Let me differentiate the application of CARES study in different patient scenarios.
In patients with known CV disease (prior MI, stroke/ TIA, peripheral vascular disease, unstable angina and diabetes with vascular complications), I’d choose allopurinol as my primary urate lowering drug. Since pegloticase is not available in the Philippines, I’d offer febuxostat as an alternative when the patient develops severe AEs or cannot tolerate allopurinol. And it’s use should be with full disclosure of the increased risks for CV deaths. As of now, it is not yet known whether aggressive risk modification (ASA, NSAID avoidance, statins, etc) would off-set the increase in sudden cardiac deaths. Right now, I’m already thinking of reviewing my febuxostat treated patients and will probably shift to allopurinol if without contraindications.

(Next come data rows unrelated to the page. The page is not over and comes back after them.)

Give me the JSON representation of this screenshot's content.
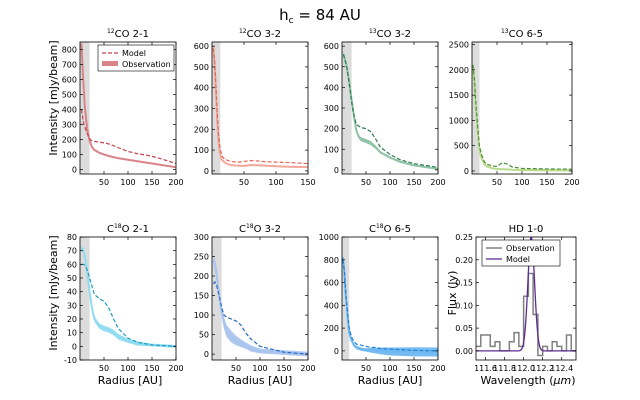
{
  "figure": {
    "title_main": "h",
    "title_sub": "c",
    "title_rest": " = 84 AU"
  },
  "labels": {
    "ylabel_intensity": "Intensity [mJy/beam]",
    "ylabel_flux": "Flux (Jy)",
    "xlabel_radius": "Radius [AU]",
    "xlabel_wavelength_pre": "Wavelength (",
    "xlabel_wavelength_unit": "μm",
    "xlabel_wavelength_post": ")"
  },
  "legend_top": {
    "model": "Model",
    "observation": "Observation"
  },
  "legend_hd": {
    "observation": "Observation",
    "model": "Model"
  },
  "chart_data": [
    {
      "id": "co21",
      "type": "line",
      "title_sup": "12",
      "title_mol": "CO 2-1",
      "color": "#c0464c",
      "band": "#d98488",
      "xlim": [
        0,
        200
      ],
      "ylim": [
        -30,
        850
      ],
      "xticks": [
        50,
        100,
        150,
        200
      ],
      "yticks": [
        0,
        100,
        200,
        300,
        400,
        500,
        600,
        700,
        800
      ],
      "shade": [
        0,
        20
      ],
      "model": {
        "x": [
          3,
          8,
          15,
          20,
          25,
          35,
          45,
          55,
          65,
          80,
          100,
          120,
          140,
          160,
          180,
          200
        ],
        "y": [
          400,
          300,
          240,
          205,
          190,
          185,
          180,
          175,
          165,
          145,
          120,
          105,
          95,
          80,
          60,
          40
        ]
      },
      "obs": {
        "x": [
          3,
          6,
          10,
          15,
          20,
          25,
          30,
          40,
          50,
          60,
          80,
          100,
          120,
          140,
          160,
          180,
          200
        ],
        "y": [
          840,
          640,
          420,
          270,
          190,
          150,
          130,
          112,
          100,
          90,
          75,
          65,
          55,
          45,
          35,
          25,
          15
        ],
        "err": [
          10,
          10,
          10,
          8,
          6,
          5,
          5,
          5,
          4,
          4,
          4,
          3,
          3,
          3,
          3,
          3,
          3
        ]
      }
    },
    {
      "id": "co32",
      "type": "line",
      "title_sup": "12",
      "title_mol": "CO 3-2",
      "color": "#e06a5a",
      "band": "#f2a79a",
      "xlim": [
        0,
        150
      ],
      "ylim": [
        -15,
        620
      ],
      "xticks": [
        50,
        100,
        150
      ],
      "yticks": [
        0,
        100,
        200,
        300,
        400,
        500,
        600
      ],
      "shade": [
        0,
        13
      ],
      "model": {
        "x": [
          2,
          4,
          6,
          8,
          10,
          13,
          16,
          20,
          30,
          40,
          50,
          60,
          70,
          80,
          100,
          120,
          150
        ],
        "y": [
          590,
          530,
          420,
          290,
          180,
          100,
          70,
          55,
          45,
          42,
          45,
          50,
          48,
          45,
          42,
          40,
          35
        ]
      },
      "obs": {
        "x": [
          2,
          4,
          6,
          8,
          10,
          12,
          15,
          20,
          25,
          30,
          40,
          50,
          60,
          80,
          100,
          120,
          150
        ],
        "y": [
          600,
          520,
          380,
          250,
          150,
          90,
          55,
          40,
          32,
          28,
          25,
          24,
          28,
          26,
          22,
          20,
          18
        ],
        "err": [
          12,
          12,
          10,
          10,
          8,
          6,
          5,
          4,
          4,
          4,
          4,
          4,
          4,
          4,
          3,
          3,
          3
        ]
      }
    },
    {
      "id": "13co32",
      "type": "line",
      "title_sup": "13",
      "title_mol": "CO 3-2",
      "color": "#2e7a4f",
      "band": "#8fc3a6",
      "xlim": [
        0,
        200
      ],
      "ylim": [
        -20,
        620
      ],
      "xticks": [
        50,
        100,
        150,
        200
      ],
      "yticks": [
        0,
        100,
        200,
        300,
        400,
        500,
        600
      ],
      "shade": [
        0,
        20
      ],
      "model": {
        "x": [
          3,
          10,
          15,
          20,
          25,
          30,
          40,
          50,
          60,
          70,
          80,
          100,
          120,
          150,
          200
        ],
        "y": [
          560,
          500,
          420,
          330,
          260,
          220,
          205,
          200,
          185,
          150,
          110,
          75,
          50,
          30,
          12
        ]
      },
      "obs": {
        "x": [
          3,
          8,
          15,
          20,
          25,
          30,
          35,
          40,
          50,
          60,
          70,
          80,
          100,
          120,
          150,
          200
        ],
        "y": [
          560,
          520,
          430,
          340,
          260,
          190,
          160,
          148,
          140,
          130,
          110,
          85,
          60,
          40,
          22,
          5
        ],
        "err": [
          15,
          15,
          12,
          10,
          10,
          10,
          10,
          10,
          10,
          10,
          8,
          6,
          5,
          4,
          3,
          2
        ]
      }
    },
    {
      "id": "13co65",
      "type": "line",
      "title_sup": "13",
      "title_mol": "CO 6-5",
      "color": "#4f8c3a",
      "band": "#b9dc8c",
      "xlim": [
        0,
        200
      ],
      "ylim": [
        -60,
        2550
      ],
      "xticks": [
        50,
        100,
        150,
        200
      ],
      "yticks": [
        0,
        500,
        1000,
        1500,
        2000,
        2500
      ],
      "shade": [
        0,
        15
      ],
      "model": {
        "x": [
          2,
          5,
          8,
          12,
          15,
          20,
          25,
          30,
          40,
          50,
          60,
          70,
          80,
          100,
          150,
          200
        ],
        "y": [
          2100,
          1800,
          1300,
          800,
          480,
          300,
          180,
          130,
          100,
          90,
          160,
          140,
          80,
          50,
          40,
          35
        ]
      },
      "obs": {
        "x": [
          2,
          5,
          8,
          12,
          15,
          20,
          25,
          30,
          40,
          50,
          60,
          80,
          100,
          150,
          200
        ],
        "y": [
          2050,
          1700,
          1150,
          700,
          400,
          220,
          130,
          85,
          55,
          40,
          35,
          25,
          20,
          15,
          10
        ],
        "err": [
          30,
          30,
          30,
          25,
          20,
          15,
          12,
          10,
          10,
          10,
          10,
          15,
          20,
          20,
          20
        ]
      }
    },
    {
      "id": "c18o21",
      "type": "line",
      "title_sup": "18",
      "title_mol": "O 2-1",
      "title_pre": "C",
      "color": "#1f9dc4",
      "band": "#8fdcf0",
      "xlim": [
        0,
        200
      ],
      "ylim": [
        -10,
        80
      ],
      "xticks": [
        50,
        100,
        150,
        200
      ],
      "yticks": [
        -10,
        0,
        10,
        20,
        30,
        40,
        50,
        60,
        70,
        80
      ],
      "shade": [
        0,
        20
      ],
      "model": {
        "x": [
          3,
          8,
          12,
          16,
          20,
          25,
          30,
          40,
          50,
          60,
          70,
          80,
          100,
          120,
          150,
          200
        ],
        "y": [
          60,
          60,
          58,
          55,
          50,
          44,
          38,
          35,
          33,
          28,
          20,
          13,
          6,
          3,
          1,
          0
        ]
      },
      "obs": {
        "x": [
          3,
          8,
          12,
          16,
          20,
          25,
          30,
          40,
          50,
          60,
          70,
          80,
          100,
          120,
          150,
          200
        ],
        "y": [
          72,
          69,
          62,
          52,
          40,
          28,
          20,
          15,
          13,
          12,
          10,
          7,
          4,
          2,
          1,
          0
        ],
        "err": [
          2,
          2,
          2,
          2,
          2,
          2,
          2,
          2,
          2,
          2,
          2,
          2,
          1.5,
          1.5,
          1,
          1
        ]
      }
    },
    {
      "id": "c18o32",
      "type": "line",
      "title_sup": "18",
      "title_mol": "O 3-2",
      "title_pre": "C",
      "color": "#2b6cc4",
      "band": "#a9c4ee",
      "xlim": [
        0,
        200
      ],
      "ylim": [
        -15,
        300
      ],
      "xticks": [
        50,
        100,
        150,
        200
      ],
      "yticks": [
        0,
        50,
        100,
        150,
        200,
        250,
        300
      ],
      "shade": [
        0,
        20
      ],
      "model": {
        "x": [
          3,
          6,
          10,
          15,
          20,
          25,
          30,
          40,
          50,
          60,
          70,
          80,
          100,
          150,
          200
        ],
        "y": [
          180,
          185,
          175,
          150,
          120,
          100,
          95,
          90,
          85,
          75,
          55,
          40,
          20,
          5,
          0
        ]
      },
      "obs": {
        "x": [
          3,
          6,
          10,
          15,
          20,
          25,
          30,
          40,
          50,
          60,
          70,
          80,
          100,
          150,
          200
        ],
        "y": [
          240,
          230,
          200,
          150,
          110,
          80,
          60,
          45,
          35,
          28,
          22,
          15,
          8,
          4,
          0
        ],
        "err": [
          8,
          15,
          20,
          20,
          15,
          15,
          15,
          15,
          12,
          10,
          8,
          8,
          6,
          6,
          6
        ]
      }
    },
    {
      "id": "c18o65",
      "type": "line",
      "title_sup": "18",
      "title_mol": "O 6-5",
      "title_pre": "C",
      "color": "#1f7fd1",
      "band": "#6fb8f2",
      "xlim": [
        0,
        200
      ],
      "ylim": [
        -80,
        1000
      ],
      "xticks": [
        50,
        100,
        150,
        200
      ],
      "yticks": [
        0,
        200,
        400,
        600,
        800,
        1000
      ],
      "shade": [
        0,
        15
      ],
      "model": {
        "x": [
          2,
          5,
          8,
          12,
          15,
          20,
          25,
          30,
          40,
          50,
          60,
          70,
          80,
          100,
          150,
          200
        ],
        "y": [
          800,
          700,
          500,
          330,
          200,
          120,
          80,
          60,
          50,
          40,
          30,
          30,
          20,
          15,
          5,
          0
        ]
      },
      "obs": {
        "x": [
          2,
          5,
          8,
          12,
          15,
          20,
          25,
          30,
          40,
          50,
          60,
          80,
          100,
          150,
          200
        ],
        "y": [
          820,
          690,
          470,
          280,
          160,
          90,
          50,
          30,
          15,
          8,
          5,
          0,
          -5,
          -8,
          -10
        ],
        "err": [
          25,
          25,
          25,
          20,
          20,
          15,
          15,
          15,
          15,
          15,
          20,
          30,
          35,
          40,
          40
        ]
      }
    },
    {
      "id": "hd10",
      "type": "line",
      "title_mol": "HD 1-0",
      "color_obs": "#808080",
      "color_model": "#5c2d91",
      "xlim": [
        111.5,
        112.55
      ],
      "ylim": [
        -0.02,
        0.25
      ],
      "xticks": [
        111.6,
        111.8,
        112.0,
        112.2,
        112.4
      ],
      "yticks": [
        0.0,
        0.05,
        0.1,
        0.15,
        0.2,
        0.25
      ],
      "xticklabels": [
        "111.6",
        "111.8",
        "112.0",
        "112.2",
        "112.4"
      ],
      "yticklabels": [
        "0.00",
        "0.05",
        "0.10",
        "0.15",
        "0.20",
        "0.25"
      ],
      "obs_steps": {
        "x": [
          111.5,
          111.55,
          111.6,
          111.65,
          111.7,
          111.75,
          111.8,
          111.85,
          111.9,
          111.95,
          112.0,
          112.05,
          112.1,
          112.15,
          112.2,
          112.25,
          112.3,
          112.35,
          112.4,
          112.45,
          112.5,
          112.55
        ],
        "y": [
          0.01,
          0.035,
          0.035,
          0.01,
          0.02,
          0.0,
          0.0,
          0.02,
          0.04,
          0.01,
          0.12,
          0.17,
          0.08,
          -0.01,
          0.01,
          0.0,
          0.02,
          0.01,
          0.0,
          0.035,
          0.0,
          0.0
        ]
      },
      "model_gauss": {
        "center": 112.08,
        "amp": 0.25,
        "sigma": 0.035,
        "base": 0.0
      }
    }
  ]
}
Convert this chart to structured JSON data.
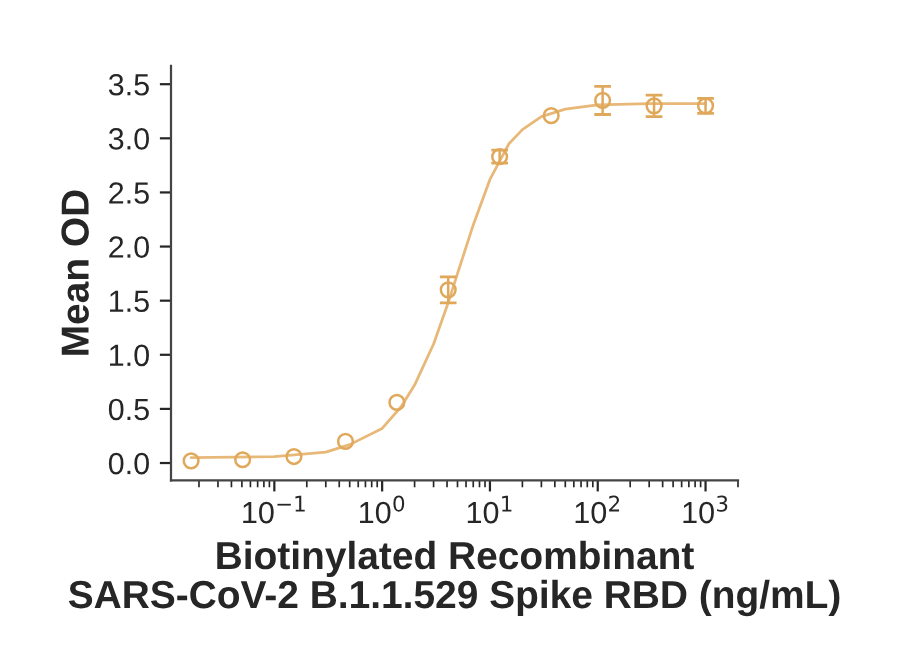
{
  "chart_data": {
    "type": "scatter",
    "xlabel": "Biotinylated Recombinant\nSARS-CoV-2 B.1.1.529 Spike RBD (ng/mL)",
    "ylabel": "Mean OD",
    "log": "x",
    "xlim": [
      0.011,
      2000
    ],
    "xticks": [
      {
        "value": 0.1,
        "label": "10$^{−1}$"
      },
      {
        "value": 1,
        "label": "10$^{0}$"
      },
      {
        "value": 10,
        "label": "10$^{1}$"
      },
      {
        "value": 100,
        "label": "10$^{2}$"
      },
      {
        "value": 1000,
        "label": "10$^{3}$"
      }
    ],
    "ylim": [
      -0.16,
      3.67
    ],
    "yticks": [
      {
        "value": 0,
        "label": "0.0"
      },
      0.5,
      {
        "value": 1,
        "label": "1.0"
      },
      1.5,
      {
        "value": 2,
        "label": "2.0"
      },
      2.5,
      {
        "value": 3,
        "label": "3.0"
      },
      3.5
    ],
    "grid": false,
    "legend": false,
    "series": [
      {
        "marker": "circle",
        "color": "#e0a85a",
        "x": [
          0.0169,
          0.0508,
          0.152,
          0.457,
          1.37,
          4.1,
          12.3,
          37,
          111,
          333,
          1000
        ],
        "values": [
          0.02,
          0.03,
          0.06,
          0.2,
          0.56,
          1.6,
          2.83,
          3.21,
          3.35,
          3.3,
          3.3
        ],
        "errors": [
          null,
          null,
          null,
          null,
          null,
          0.12,
          0.06,
          null,
          0.13,
          0.1,
          0.07
        ]
      },
      {
        "type": "line",
        "marker": "none",
        "line_style": "solid",
        "color": "#e8b878",
        "x": [
          0.0169,
          0.1,
          0.3,
          0.5,
          1,
          1.5,
          2,
          3,
          4,
          5,
          7,
          10,
          15,
          20,
          30,
          50,
          100,
          300,
          1000
        ],
        "values": [
          0.05,
          0.06,
          0.1,
          0.17,
          0.32,
          0.52,
          0.72,
          1.1,
          1.45,
          1.75,
          2.2,
          2.62,
          2.95,
          3.08,
          3.2,
          3.27,
          3.31,
          3.32,
          3.32
        ]
      }
    ]
  }
}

In patients without CV disease, the use of febuxostat in treating hyperuricemia may remain unchanged. There are still no studies to suggest a change in practice. But a little caution should be exercised probably in handling patients with higher CV risk (and yes, we’d probably need to start using CV risk calculators in the clinic for this). I wouldn’t hesitate using febuxostat in gout patients with low CV risks (some NSAID trials define this as an estimated 10 year risks of CV mortality <10%). However, for those with high CV risk (estimated 10 year risk of CV mortality >10%), I’d probably be more careful in using febuxostat but the drug still remains an option. Of course, it follows that aggressive risk modification should be implemented. I’d still use febuxostat unless the FDA issues a black box warning for the drug.
Some of you may be wondering why I still prefer placing patients on febuxostat rather than completely shifting all my patients to allopurinol. One word. COMPLIANCE. Regardless of dose, Febuxostat is given as a once a day pill. And if you have a patient being treated for multiple conditions (think HPN, HF, dyslipidemia), then having a once-a-day pill can mean a big difference in compliance.
Notice that I didn’t mention efficacy. If you back read my posts, it was only the febuxostat 80mg which was better than allopurinol 300mg in bringing down urate levels to target. In fact, as a personal rule of thumb, allopurinol 300mg may be as effective as febuxostat 40mg in bringing down SUA <6mg/dl. (Therefore, allopurinol 600 mg/d may be as effective as febuxostat 80mg/d). Maximizing allopurinol use (yes, it can be used to 800mg/d!) can bring about similar outcomes in reducing urate levels. Likewise, combining allopurinol with other drugs with uricosuric properties (losartan, fenofibrate) may help achieve those targets. If you bothered to check the secondary endpoint of the CARES study, the proportion of patients who experienced a treatment needing flare and those who achieved SUA <6mg/dl were almost comparable between groups. Allopurinol remains an effective urate lowering drug, we just have to learn to maximize it. And, please, no more Hande protocol!
The CARES study just complicated an already challenging disease to treat. It’s challenging because gout is a very treatable disease and successful management of hyperuricemia can avert complications and repeated attacks. Now aside from NSAIDs, we’d have to be wary of the impact our ULT has on heart health. Hopefully, we are clarified of this issue once the results of FAST come out (and hopefully, a meta-analysis can come out).